Magnetism

Ideally pure magnetic systems have provided the most extensively investigated models of the large scale collective behavior of atoms and electrons that occur in the vicinity of the critical point of phase transitions. More recent studies have unearthed fascinating effects caused by the intentional introduction of impurities and defects into random locations in the atomic lattice of a magnetic material. For example, these random magnetic systems display transitions to states of order that have no counterparts in pure systems, because pure systems are, by necessity, always close to thermodynamic equilibrium or stability. For these reasons there is now intense interest and research activity in disordered systems, and random magnets provide ideal model systems for such investigations.

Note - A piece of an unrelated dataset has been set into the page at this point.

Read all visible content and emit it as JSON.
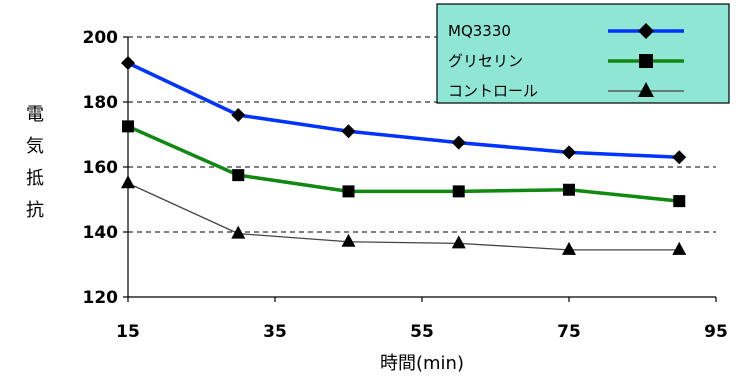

An area of intense current activity centers around the search for a likely magnetic pairing force in the high temperature ceramic superconductors that were discovered in 1987 by the German-Swiss team of Georg Bednorz and Karl Alexander Muller. A superconductor achieves a zero resistance state by means of a force field that pairs up the conducting electrons within its atoms. The new ceramic materials are antiferromagnets in their undoped state, but on doping start to superconduct at temperatures that are over 182°F (83°C) warmer than conventional pure metal and alloy superconductors.

The effects of extremely high magnetic fields on the properties of condensed matter continues to be an area of high interest. New research areas, such as the search and study of magnetism in organic matter, and the study of diamagnetism and novel magnetic effects in the recently synthesized nanometer-sized (a nanometer is equal to 10^-9 meter) carbon tubes, are of increasing interest to physicists and material scientists.